Math became the worst misogynist in my world, creating environments that took away my self confidence:

  • Although I made A’s in Calculus in college, I also made a $3,400 addition error in a check register that averaged only a $114.20 balance.
  • I sat in my daughter’s 2nd grade class and missed two of the ten simple addition problems in the time table drill. My daughter is 24 years-old and still won’t speak of it.
  • And, just today, I tried to sign into my blog three times, but kept getting my “captcha” addition problem wrong. The problem was 7 + 8.

I once read about research concerning the male and female brain. Each gender was repeatedly put in an MRI machine and asked math questions. This is my version of hell. Put me in a contained area and drill me on math.

The men, in 85% of the scenarios, had only the left side of their brain light up when answering questions. The women, in 85% of the scenarios, had both sides of their brain light up.

Recent research shows the right parietal region is primarily involved in basic quantity processing (like gauging relative amounts of fruit in baskets), while the left parietal region is involved in more precise numerical operations like addition and subtraction. 
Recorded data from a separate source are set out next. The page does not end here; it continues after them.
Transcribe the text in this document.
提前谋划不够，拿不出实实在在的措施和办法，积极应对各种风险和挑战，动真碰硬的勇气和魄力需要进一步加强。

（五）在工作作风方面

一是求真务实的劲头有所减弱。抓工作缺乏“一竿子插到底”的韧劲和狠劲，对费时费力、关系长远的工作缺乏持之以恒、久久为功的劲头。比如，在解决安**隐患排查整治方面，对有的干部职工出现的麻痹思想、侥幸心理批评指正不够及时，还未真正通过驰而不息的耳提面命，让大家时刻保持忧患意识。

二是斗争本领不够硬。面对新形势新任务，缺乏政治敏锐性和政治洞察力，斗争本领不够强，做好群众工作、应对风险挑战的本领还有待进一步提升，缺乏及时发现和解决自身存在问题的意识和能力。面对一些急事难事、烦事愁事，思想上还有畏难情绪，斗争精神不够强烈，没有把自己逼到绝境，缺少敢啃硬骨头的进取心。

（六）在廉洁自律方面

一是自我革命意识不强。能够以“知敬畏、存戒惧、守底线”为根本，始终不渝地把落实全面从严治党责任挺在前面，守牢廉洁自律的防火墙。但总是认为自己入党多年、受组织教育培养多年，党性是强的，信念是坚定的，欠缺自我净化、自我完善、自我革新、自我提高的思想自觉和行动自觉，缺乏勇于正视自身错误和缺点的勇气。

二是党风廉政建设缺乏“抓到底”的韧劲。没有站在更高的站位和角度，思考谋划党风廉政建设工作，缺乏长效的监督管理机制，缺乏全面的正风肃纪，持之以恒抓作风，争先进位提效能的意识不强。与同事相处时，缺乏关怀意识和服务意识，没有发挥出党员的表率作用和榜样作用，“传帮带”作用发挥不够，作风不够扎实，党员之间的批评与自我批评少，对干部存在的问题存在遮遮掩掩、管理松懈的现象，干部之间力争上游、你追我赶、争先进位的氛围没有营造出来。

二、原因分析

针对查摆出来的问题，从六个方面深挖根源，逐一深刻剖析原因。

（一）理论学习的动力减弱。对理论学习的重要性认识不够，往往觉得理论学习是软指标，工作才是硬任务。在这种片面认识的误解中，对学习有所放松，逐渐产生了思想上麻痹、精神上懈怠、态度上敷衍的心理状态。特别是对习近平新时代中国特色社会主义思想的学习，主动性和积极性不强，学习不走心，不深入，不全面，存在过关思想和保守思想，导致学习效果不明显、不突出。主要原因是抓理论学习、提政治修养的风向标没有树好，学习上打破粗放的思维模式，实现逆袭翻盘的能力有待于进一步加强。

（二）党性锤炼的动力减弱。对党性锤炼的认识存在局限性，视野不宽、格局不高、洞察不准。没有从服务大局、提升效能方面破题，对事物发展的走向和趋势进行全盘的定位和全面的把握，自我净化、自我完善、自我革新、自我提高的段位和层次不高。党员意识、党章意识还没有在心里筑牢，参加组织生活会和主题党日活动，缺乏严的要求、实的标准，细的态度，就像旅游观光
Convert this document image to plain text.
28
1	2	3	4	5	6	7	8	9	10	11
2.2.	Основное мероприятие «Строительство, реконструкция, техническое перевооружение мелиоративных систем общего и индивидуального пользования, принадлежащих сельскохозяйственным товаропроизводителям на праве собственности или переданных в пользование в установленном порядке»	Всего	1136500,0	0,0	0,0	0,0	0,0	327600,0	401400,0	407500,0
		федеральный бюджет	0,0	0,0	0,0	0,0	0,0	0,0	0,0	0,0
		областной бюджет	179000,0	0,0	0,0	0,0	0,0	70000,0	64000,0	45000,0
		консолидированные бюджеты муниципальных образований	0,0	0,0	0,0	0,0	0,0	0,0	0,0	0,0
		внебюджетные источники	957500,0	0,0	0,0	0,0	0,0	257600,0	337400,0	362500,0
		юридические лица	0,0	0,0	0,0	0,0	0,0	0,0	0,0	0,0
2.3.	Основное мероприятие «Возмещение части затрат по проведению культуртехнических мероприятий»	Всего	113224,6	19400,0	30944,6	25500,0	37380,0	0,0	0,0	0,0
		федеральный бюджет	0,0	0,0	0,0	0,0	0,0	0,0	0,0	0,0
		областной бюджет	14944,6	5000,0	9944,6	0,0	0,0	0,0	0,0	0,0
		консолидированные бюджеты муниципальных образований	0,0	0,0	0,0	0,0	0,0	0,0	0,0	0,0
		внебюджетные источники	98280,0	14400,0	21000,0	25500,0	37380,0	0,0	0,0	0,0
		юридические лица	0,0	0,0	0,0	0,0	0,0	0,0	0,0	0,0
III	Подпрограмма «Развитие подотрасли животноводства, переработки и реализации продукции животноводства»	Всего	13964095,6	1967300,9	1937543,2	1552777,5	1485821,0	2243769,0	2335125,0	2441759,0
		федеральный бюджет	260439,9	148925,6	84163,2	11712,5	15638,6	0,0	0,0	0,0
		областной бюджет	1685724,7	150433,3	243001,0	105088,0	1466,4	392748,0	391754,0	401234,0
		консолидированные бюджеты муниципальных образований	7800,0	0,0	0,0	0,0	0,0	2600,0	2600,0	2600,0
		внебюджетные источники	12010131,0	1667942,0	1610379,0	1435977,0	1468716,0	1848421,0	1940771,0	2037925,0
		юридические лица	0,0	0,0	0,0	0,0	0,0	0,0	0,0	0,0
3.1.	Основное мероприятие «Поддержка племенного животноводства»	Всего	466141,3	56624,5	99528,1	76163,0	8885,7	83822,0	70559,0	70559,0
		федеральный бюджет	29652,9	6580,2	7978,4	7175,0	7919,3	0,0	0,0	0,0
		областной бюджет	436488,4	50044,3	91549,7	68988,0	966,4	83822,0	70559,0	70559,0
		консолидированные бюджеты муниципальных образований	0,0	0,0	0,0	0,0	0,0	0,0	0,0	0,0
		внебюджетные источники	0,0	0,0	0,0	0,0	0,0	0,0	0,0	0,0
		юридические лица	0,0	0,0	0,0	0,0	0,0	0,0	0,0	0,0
I would like to say that I believe men have dominated the workforce by making every discussion about numbers. The intimidating spreadsheets in executive meetings are intended to make us panic and volunteer to run get coffee for everyone. The strategic planning meeting rarely discusses behaviors to drive numbers, but only the ROA’s and ROI’s and other RO numerical topics that cause many of us to hyperventilate. We’ve been taught all our lives that numbers are for boys, right?

Women, let’s not fall for the panic point. The same article I linked to above said that the communication of both hemispheres is necessary for math problem-solving. We’ve got this. Math doesn’t get to win.

Now, if it takes me a while to answer your comments, please know that I’m still trying to correctly capture the solution to 7 + 8.